Figure 8. EphB4 stimulation prevents aberrant angiogenesis by uncontrolled adenoviral VEGF delivery both in normal and in ischemic muscle

1. A–C

   Immune‐deficient SCID mice received intramuscular injections of adenovirus expressing murine VEGF₁₆₄ (Ad‐mVEGF) and were treated systemically with ephrinB2‐Fc or control Fc proteins. Muscles were harvested 2 weeks later, and frozen sections were stained for endothelium (CD31, red), pericytes (NG2, green), and smooth muscle cells (α‐SMA, cyan) (A). Vessel diameters were quantified, and results are shown as size distribution (B) and mean of individual measurements in each sample ± SEM (C). EphB4 stimulation prevented the appearance of aberrantly enlarged and smooth muscle‐covered vascular structures and reduced the average diameter of induced vessels. Scale bar = 50 μm. n = 4 independent samples/group; *P < 0.05 (one‐tailed t‐test, after data normalization by logarithmic‐transformation).

2. D–H

   Hindlimb ischemia was induced in immune‐competent LDLR^−/−ApoB^100/100 mice.
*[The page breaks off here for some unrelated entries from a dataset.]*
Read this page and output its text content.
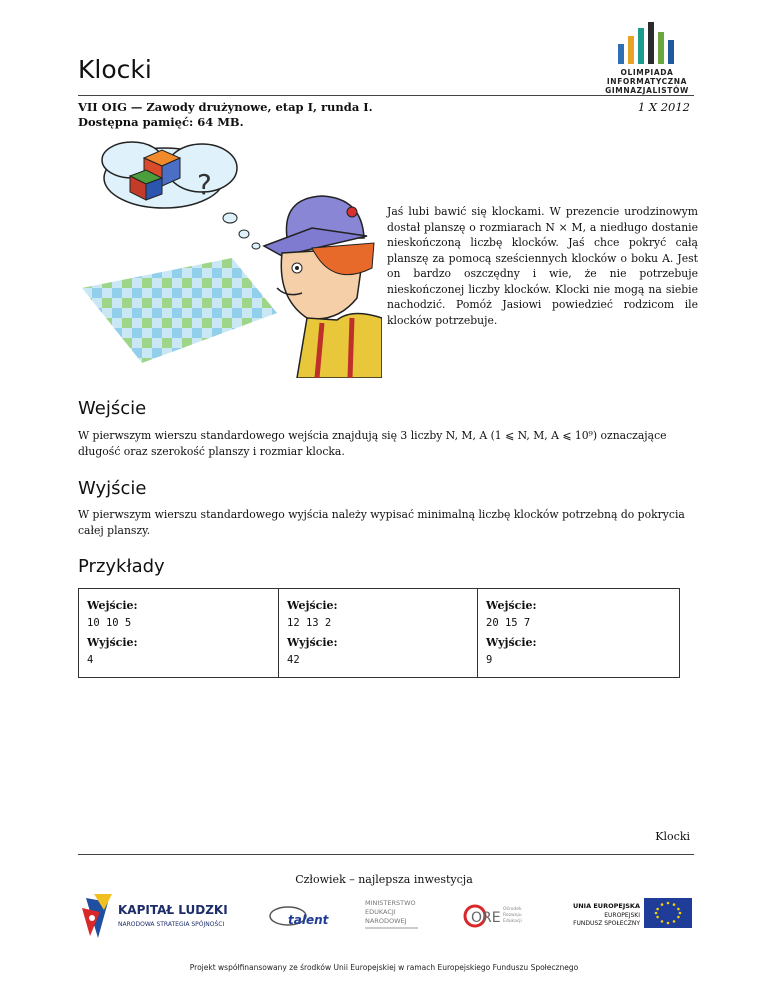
Klocki	OLIMPIADA
INFORMATYCZNA
GIMNAZJALISTÓW
VII OIG — Zawody drużynowe, etap I, runda I.
Dostępna pamięć: 64 MB.
1 X 2012
?
Jaś lubi bawić się klockami. W prezencie urodzinowym dostał planszę o rozmiarach N × M, a niedługo dostanie nieskończoną liczbę klocków. Jaś chce pokryć całą planszę za pomocą sześciennych klocków o boku A. Jest on bardzo oszczędny i wie, że nie potrzebuje nieskończonej liczby klocków. Klocki nie mogą na siebie nachodzić. Pomóż Jasiowi powiedzieć rodzicom ile klocków potrzebuje.
Wejście
W pierwszym wierszu standardowego wejścia znajdują się 3 liczby N, M, A (1 ⩽ N, M, A ⩽ 10⁹) oznaczające długość oraz szerokość planszy i rozmiar klocka.
Wyjście
W pierwszym wierszu standardowego wyjścia należy wypisać minimalną liczbę klocków potrzebną do pokrycia całej planszy.
Przykłady
Wejście:
10 10 5
Wyjście:
4
Wejście:
12 13 2
Wyjście:
42
Wejście:
20 15 7
Wyjście:
9
Klocki
Człowiek – najlepsza inwestycja
KAPITAŁ LUDZKI
NARODOWA STRATEGIA SPÓJNOŚCI	talent
MINISTERSTWO
EDUKACJI
NARODOWEJ	ORE
Ośrodek
Rozwoju
Edukacji
UNIA EUROPEJSKA
EUROPEJSKI
FUNDUSZ SPOŁECZNY
Projekt współfinansowany ze środków Unii Europejskiej w ramach Europejskiego Funduszu Społecznego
Adenoviral vectors expressing human VEGF₁₆₅ (Ad‐hVEGF) or control LacZ (Ad‐LacZ) were delivered by intramuscular injection and animals received systemic treatment with ephrinB2‐Fc or control Fc proteins. After 11 days, muscles were harvested and immunohistochemical staining for CD31 was performed to assess vessel morphology (D) and to quantify vascular size by measuring vessel perimeters (E), while tissue damage was quantified on H&E‐stained sections (F, G), distinguishing tissue areas as normal, necrotic, early‐, and late‐regenerating (ER and LR, respectively). Blood flow was measured non‐invasively by contrast‐enhanced ultrasound (H) before and after surgery (pre‐op and post‐op, respectively) and after 4, 7, and 11 days (d4, d7, and d11) and is presented as the ratio of ischemic/contralateral normal leg of each animal. EphB4 stimulation prevented the appearance of aberrantly enlarged vascular lacunae and normalized the size of VEGF‐induced vessels, while a non‐significant trend was also observed toward reduced tissue necrosis, increased regeneration, and normalized blood flow. Scale bars = 100 μm (D) and 2 mm (F). Mean ± SEM; (D–G) n = 7–9 independent samples/group; *P < 0.05 and ***P < 0.001 (one‐way ANOVA and Bonferroni post hoc test); (H) n = 4–10 animals/group; ***P < 0.001 post‐op vs. pre‐op, **P < 0.01 post‐op vs. day 11 Ad‐LacZ, or vs. Ad‐VEGF, or vs. Ad‐VEGF + ephrinB2‐Fc, according to the corresponding color (one‐way ANOVA and Bonferroni multiple comparisons test).